My idea is to assume all the gradient have norm larger than $1$. Then we create a curve started at origin, and its tangent has direction the same (or opposite direction) as the gradient. Then since the length of the curve must larger than $1$, then we could find a dot $x_1$ s.t. $|f(x_1)|>1$, a contradiction.
However it's hard to describe the curve, and I don't know if it's right.

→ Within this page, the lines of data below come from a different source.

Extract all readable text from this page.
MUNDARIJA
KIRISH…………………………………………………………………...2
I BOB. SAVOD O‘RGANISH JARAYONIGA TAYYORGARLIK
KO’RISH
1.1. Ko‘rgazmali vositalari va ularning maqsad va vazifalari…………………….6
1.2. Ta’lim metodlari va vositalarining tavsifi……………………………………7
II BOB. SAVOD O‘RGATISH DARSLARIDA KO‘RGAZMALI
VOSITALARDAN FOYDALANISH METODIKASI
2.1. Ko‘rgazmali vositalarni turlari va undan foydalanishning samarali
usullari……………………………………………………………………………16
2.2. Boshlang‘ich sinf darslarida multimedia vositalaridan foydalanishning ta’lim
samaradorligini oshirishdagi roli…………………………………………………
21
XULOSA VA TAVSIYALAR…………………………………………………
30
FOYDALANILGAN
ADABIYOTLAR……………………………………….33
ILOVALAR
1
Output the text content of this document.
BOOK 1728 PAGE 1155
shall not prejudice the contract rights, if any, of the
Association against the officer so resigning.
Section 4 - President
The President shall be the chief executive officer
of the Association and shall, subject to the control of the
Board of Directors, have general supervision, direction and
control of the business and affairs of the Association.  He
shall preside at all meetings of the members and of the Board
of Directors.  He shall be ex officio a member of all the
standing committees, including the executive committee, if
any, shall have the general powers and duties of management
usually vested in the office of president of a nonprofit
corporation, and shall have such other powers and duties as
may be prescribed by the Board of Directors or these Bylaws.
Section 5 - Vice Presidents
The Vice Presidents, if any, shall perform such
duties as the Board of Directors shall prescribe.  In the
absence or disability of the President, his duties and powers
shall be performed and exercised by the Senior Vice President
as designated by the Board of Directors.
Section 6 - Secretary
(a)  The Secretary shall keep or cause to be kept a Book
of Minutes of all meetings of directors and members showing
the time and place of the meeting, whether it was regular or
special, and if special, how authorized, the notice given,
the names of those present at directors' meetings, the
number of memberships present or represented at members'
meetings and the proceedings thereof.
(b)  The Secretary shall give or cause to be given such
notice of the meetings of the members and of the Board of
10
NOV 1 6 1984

I think you can formalize your idea the following way: Assume $|\nabla f(x)| > 1$ $(x \in \Omega)$. Now set $$ g:\Omega \to \mathbb{R}^n, \quad g(x)= \frac{\nabla f(x)}{|\nabla f(x)|} $$ and consider the inital value problem $$ u'(t) = g(u(t)), \quad u(0)=0. $$ Since $g$ is continuous on $\Omega$ Peano's Theorem gives a nonextendable solution $u:(t_{\min},t_{\max}) \to \Omega$, and since $|g(x)| = 1$ $(x \in \Omega)$ we have $t_{\min} \le -1$ and $t_{\max} \ge 1$. Moreover, since $|u'(t)| = 1$ $(t \in (t_{\min},t_{\max}))$ the function $u$ is Lipschitz continuous on $(t_{\min},t_{\max})$ and therefore can be continuously extended to $u:[t_{\min},t_{\max}] \to \overline{\Omega}$. Now $$ \int_{t_{\min}+\varepsilon}^{t_{\max}-\varepsilon} |\nabla f(u(t))| dt = \int_{t_{\min}+\varepsilon}^{t_{\max}-\varepsilon} \langle \nabla f(u(t)),u'(t) \rangle dt = f(u(t_{\max}-\varepsilon))-f(u(t_{\min}+\varepsilon)), $$ and $\varepsilon \to 0+$ yields $$ 2<\int_{t_{\min}}^{t_{\max}} |\nabla f(u(t))| dt = f(u(t_{\max}))-f(u(t_{\min})). $$ Thus $|f(u(t_{\max}))| > 1$ or $|f(u(t_{\min}))| > 1$.